そして、一刻が経過し日没を迎える直前になって南側二の丸を城方が放棄したのだった。守将であった、森好高が討ち死にした事が大きかった。討ち取ったのは柳生新左衛門の子息、柳生五郎右衛門宗章である。その状況を見た城方は兵力を本丸に戻したのだった。




               ◇




 同じ頃、各方面でも動きが出ていた。羽柴小一郎秀長率いる羽柴勢一万は神速で福知山に到達した後、休むことなく進撃し二十六日には丹波亀山城を囲んだ。この城には細川幽斎を総大将として、並河掃部介易家、松田太郎左衛門政近らが五千の兵で待ち構えていたのだ。

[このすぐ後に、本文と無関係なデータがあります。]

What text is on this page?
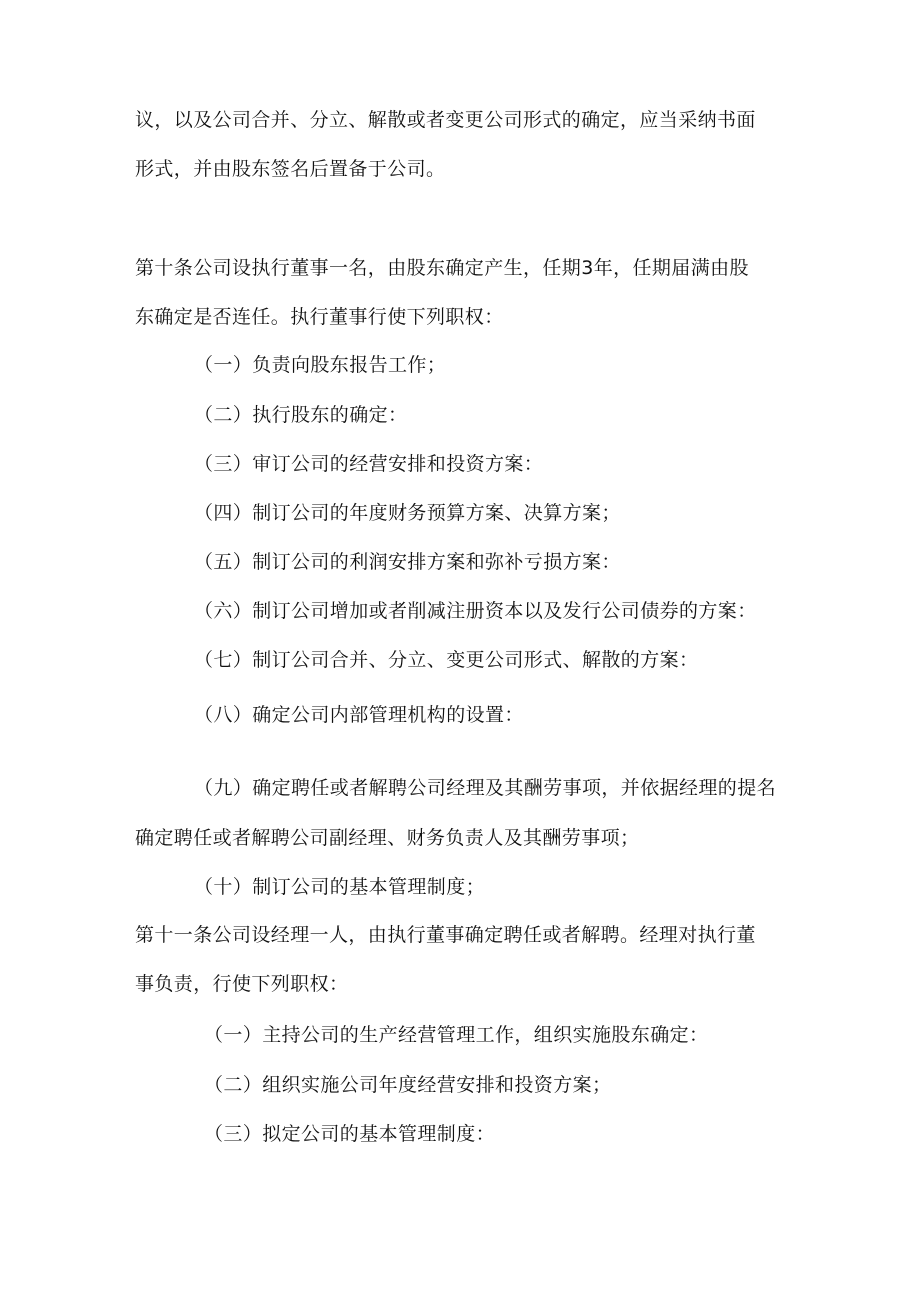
议，以及公司合并、分立、解散或者变更公司形式的确定，应当采纳书面
形式，并由股东签名后置备于公司。
第十条公司设执行董事一名，由股东确定产生，任期3年，任期届满由股
东确定是否连任。执行董事行使下列职权：
（一）负责向股东报告工作；
（二）执行股东的确定：
（三）审订公司的经营安排和投资方案：
（四）制订公司的年度财务预算方案、决算方案；
（五）制订公司的利润安排方案和弥补亏损方案：
（六）制订公司增加或者削减注册资本以及发行公司债券的方案：
（七）制订公司合并、分立、变更公司形式、解散的方案：
（八）确定公司内部管理机构的设置：
（九）确定聘任或者解聘公司经理及其酬劳事项，并依据经理的提名
确定聘任或者解聘公司副经理、财务负责人及其酬劳事项；
（十）制订公司的基本管理制度；
第十一条公司设经理一人，由执行董事确定聘任或者解聘。经理对执行董
事负责，行使下列职权：
（一）主持公司的生产经营管理工作，组织实施股东确定：
（二）组织实施公司年度经营安排和投资方案；
（三）拟定公司的基本管理制度：
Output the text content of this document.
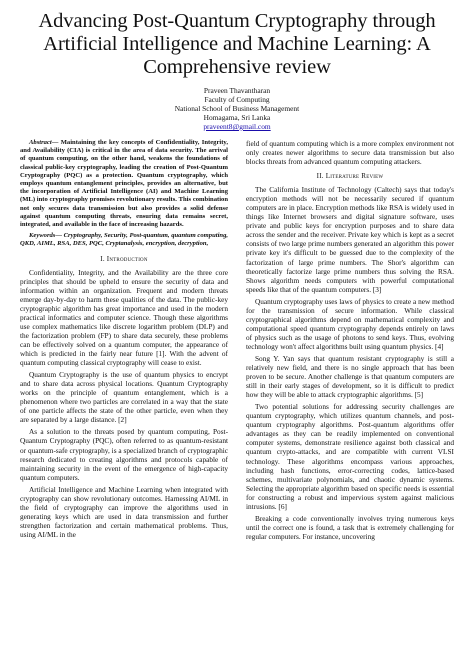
Advancing Post-Quantum Cryptography through Artificial Intelligence and Machine Learning: A Comprehensive review
Praveen Thavantharan
Faculty of Computing
National School of Business Management
Homagama, Sri Lanka
praveent8@gmail.com

Abstract— Maintaining the key concepts of Confidentiality, Integrity, and Availability (CIA) is critical in the area of data security. The arrival of quantum computing, on the other hand, weakens the foundations of classical public-key cryptography, leading the creation of Post-Quantum Cryptography (PQC) as a protection. Quantum cryptography, which employs quantum entanglement principles, provides an alternative, but the incorporation of Artificial Intelligence (AI) and Machine Learning (ML) into cryptography promises revolutionary results. This combination not only secures data transmission but also provides a solid defense against quantum computing threats, ensuring data remains secret, integrated, and available in the face of increasing hazards.

Keywords— Cryptography, Security, Post-quantum, quantum computing, QKD, AIML, RSA, DES, PQC, Cryptanalysis, encryption, decryption,

I. Introduction

Confidentiality, Integrity, and the Availability are the three core principles that should be upheld to ensure the security of data and information within an organization. Frequent and modern threats emerge day-by-day to harm these qualities of the data. The public-key cryptographic algorithm has great importance and used in the modern practical informatics and computer science. Though these algorithms use complex mathematics like discrete logarithm problem (DLP) and the factorization problem (FP) to share data securely, these problems can be effectively solved on a quantum computer, the appearance of which is predicted in the fairly near future [1]. With the advent of quantum computing classical cryptography will cease to exist.

Quantum Cryptography is the use of quantum physics to encrypt and to share data across physical locations. Quantum Cryptography works on the principle of quantum entanglement, which is a phenomenon where two particles are correlated in a way that the state of one particle affects the state of the other particle, even when they are separated by a large distance. [2]

As a solution to the threats posed by quantum computing, Post-Quantum Cryptography (PQC), often referred to as quantum-resistant or quantum-safe cryptography, is a specialized branch of cryptographic research dedicated to creating algorithms and protocols capable of maintaining security in the event of the emergence of high-capacity quantum computers.

Artificial Intelligence and Machine Learning when integrated with cryptography can show revolutionary outcomes. Harnessing AI/ML in the field of cryptography can improve the algorithms used in generating keys which are used in data transmission and further strengthen factorization and certain mathematical problems. Thus, using AI/ML in the

field of quantum computing which is a more complex environment not only creates newer algorithms to secure data transmission but also blocks threats from advanced quantum computing attackers.

II. Literature Review

The California Institute of Technology (Caltech) says that today's encryption methods will not be necessarily secured if quantum computers are in place. Encryption methods like RSA is widely used in things like Internet browsers and digital signature software, uses private and public keys for encryption purposes and to share data across the sender and the receiver. Private key which is kept as a secret consists of two large prime numbers generated an algorithm this power private key it's difficult to be guessed due to the complexity of the factorization of large prime numbers. The Shor's algorithm can theoretically factorize large prime numbers thus solving the RSA. Shows algorithm needs computers with powerful computational speeds like that of the quantum computers. [3]

Quantum cryptography uses laws of physics to create a new method for the transmission of secure information. While classical cryptographical algorithms depend on mathematical complexity and computational speed quantum cryptography depends entirely on laws of physics such as the usage of photons to send keys. Thus, evolving technology won't affect algorithms built using quantum physics. [4]

Song Y. Yan says that quantum resistant cryptography is still a relatively new field, and there is no single approach that has been proven to be secure. Another challenge is that quantum computers are still in their early stages of development, so it is difficult to predict how they will be able to attack cryptographic algorithms. [5]

Two potential solutions for addressing security challenges are quantum cryptography, which utilizes quantum channels, and post-quantum cryptography algorithms. Post-quantum algorithms offer advantages as they can be readily implemented on conventional computer systems, demonstrate resilience against both classical and quantum crypto-attacks, and are compatible with current VLSI technology. These algorithms encompass various approaches, including hash functions, error-correcting codes, lattice-based schemes, multivariate polynomials, and chaotic dynamic systems. Selecting the appropriate algorithm based on specific needs is essential for constructing a robust and impervious system against malicious intrusions. [6]

Breaking a code conventionally involves trying numerous keys until the correct one is found, a task that is extremely challenging for regular computers. For instance, uncovering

「申し上げます。羽柴勢一万強、四方を取り囲んでおりまする」

注進がそう告げた。


「さて、小一郎はどう出るかの……今宵には動くか」

幽斎は独り言のように呟いた。


「幽斎殿、やはり羽柴勢は京に討ち入れると?」

松田政近が問いかける。


「疑いなくな……そうせねば目的を果たせぬ。問題は兵力よの……」


「しかし、出石から休みなく来ておりまする。如何な羽柴勢とて性急に事を運びましょうか?」

並河易家も疑問を投げかける。


「うむ……摂津におる秀吉との連携が肝であろうよ。遅くとも明日の夜には動こう。そこで我等が如何に受けるかであるが……わしの考えは決まって居る。可惜五千の兵を遊ばせる必要はない。敵が京に向かえば囲みを破って追捕する。小一郎を自由に動かせてはならぬ。右府殿の沽券に係る問題じゃ」


「では某が承ろう」

政近が名乗りを挙げる。


「太郎左衛門殿と掃部介殿に御頼み申す」


「しかし、亀山が手薄になりませぬか?」


「この城は二千もあれば十分持ち堪えられよう。問題はどう破るかじゃ。敵には宮部もおろう。一筋縄では行かぬ」


「夜討ちしかございますまい」

両名が同時に答える。


「常道であろうな……しかし、それも読まれるやも知れぬ。いずれにせよ敵の兵力次第」


亀山ではこのように対応策が協議されていた。


そして摂津方面では羽柴秀吉が二万四千の軍勢で尼崎を囲んだのである。有岡城の池田恒興への備えとして蜂須賀小六正勝に六千を預けて後背を守り、翌早暁からは尼崎への総攻めが始まろうとしていた。